C’est ainsi que commencent plus de deux décennies de médiocrité tendue avec des milliers et des milliers de blagues obtuses racontées et une quantité égale de conversations laborieuses avec des personnes célèbres du monde entier. Il y a eu de petites explosions, comme le fait qu’il ait mis sur la sellette Hugh Grant après son arrestation pour une fellation, ou que Howard Stern soit Howard Stern, ou encore des cascades promotionnelles comme le fait d’échanger sa place pour une journée avec Katie Couric, co-présentatrice du Today Show, ou de filmer un épisode éclairé uniquement à la bougie. Au-delà de cela, il s’agissait d’un glissement rapide vers une sorte d’insignifiance culturelle qui était la nourriture réconfortante post-nightly news pour la génération des baby-boomers.

C’est pourquoi Leno est resté le roi de la montagne d’audience pendant presque tout son mandat d’animateur du Tonight Show : il était le choix sûr. Il s’est plié aux exigences et s’est efforcé d’obtenir un rire facile. Mais le plus important, c’est qu’il n’est jamais passé pour un bouffon dans aucun des segments comiques qui sont apparus dans les 4 600 épisodes de l’émission qui ont été diffusés. Tous les autres animateurs de l’émission de fin de soirée – même son remplaçant caricatural Jimmy Fallon, qui a transformé l’émission en clubhouse pour l’escouade de la culture pop – se jetaient régulièrement sous le bus. Une fois que Leno a réalisé qu’il avait une marque, une réputation et un hangar à avions rempli de voitures à protéger, il n’allait pas prendre de risques.

Tous ses contemporains ont prouvé à quel point la voie facile était fade à long terme. Letterman a atténué son esthétique surréaliste pour les audiences de CBS, mais a également osé exposer sa fragilité et sa faillibilité. Conan O’Brien et son équipe d’auteurs (dont Louis C.K., Robert Smigel et Bob Odenkirk) ont apporté une réelle audace comique. La bande de Comedy Central a mis en évidence l’hypocrisie politique et défié l’intellect de son public. Arsenio Hall s’est montré audacieux dans ses réservations, avec tout le monde, de Louis Farrakhan à Bill Clinton, qui s’est présenté lors de la première diffusion de son émission.

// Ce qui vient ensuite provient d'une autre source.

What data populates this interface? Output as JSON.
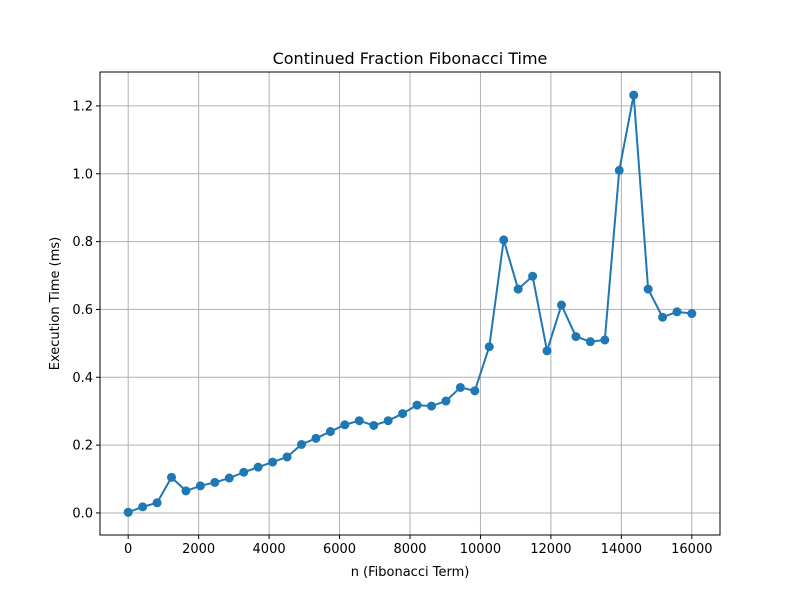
{
  "chart_data": {
    "type": "line",
    "title": "Continued Fraction Fibonacci Time",
    "xlabel": "n (Fibonacci Term)",
    "ylabel": "Execution Time (ms)",
    "xlim": [
      -800,
      16800
    ],
    "ylim": [
      -0.065,
      1.3
    ],
    "xticks": [
      0,
      2000,
      4000,
      6000,
      8000,
      10000,
      12000,
      14000,
      16000
    ],
    "xtick_labels": [
      "0",
      "2000",
      "4000",
      "6000",
      "8000",
      "10000",
      "12000",
      "14000",
      "16000"
    ],
    "yticks": [
      0.0,
      0.2,
      0.4,
      0.6,
      0.8,
      1.0,
      1.2
    ],
    "ytick_labels": [
      "0.0",
      "0.2",
      "0.4",
      "0.6",
      "0.8",
      "1.0",
      "1.2"
    ],
    "grid": true,
    "color": "#1f77b4",
    "series": [
      {
        "marker": "circle",
        "x": [
          0,
          410,
          820,
          1230,
          1640,
          2050,
          2460,
          2870,
          3280,
          3690,
          4100,
          4510,
          4920,
          5330,
          5740,
          6150,
          6560,
          6970,
          7380,
          7790,
          8200,
          8610,
          9020,
          9430,
          9840,
          10250,
          10660,
          11070,
          11480,
          11890,
          12300,
          12710,
          13120,
          13530,
          13940,
          14350,
          14760,
          15170,
          15580,
          16000
        ],
        "y": [
          0.002,
          0.018,
          0.03,
          0.105,
          0.065,
          0.08,
          0.09,
          0.103,
          0.12,
          0.135,
          0.15,
          0.165,
          0.202,
          0.22,
          0.24,
          0.26,
          0.272,
          0.258,
          0.272,
          0.293,
          0.318,
          0.315,
          0.33,
          0.37,
          0.36,
          0.49,
          0.805,
          0.66,
          0.698,
          0.478,
          0.613,
          0.52,
          0.505,
          0.51,
          1.01,
          1.232,
          0.66,
          0.577,
          0.593,
          0.588
        ]
      }
    ]
  }
}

Pensez-y de cette façon : Si vous aviez le choix de regarder une rediffusion de l’une des émissions ci-dessus, laquelle choisiriez-vous ? Il n’y a pas eu d’émission et il n’y en a jamais eu. Toutes les personnes qui se sont aventurées dans le domaine des talk-shows de fin de soirée dans le sillage de Leno continuent de le prouver, soir après soir. La génération actuelle, qui s’étend de l’univers télévisuel d’ABC (Jimmy Kimmel) à Netflix (Chelsea Handler) et au-delà (Chris Gethard, dont le talk-show louche et bizarre revient bientôt sur TruTV), dispose d’une quantité infinie d’options de divertissement avec lesquelles elle doit rivaliser, ce qui lui permet d’améliorer son jeu collectif. Quant à Leno, il sera dans son garage, riant pour lui-même en écrivant une autre blague sur Monica Lewinsky dans sa tête, et s’éteignant lentement.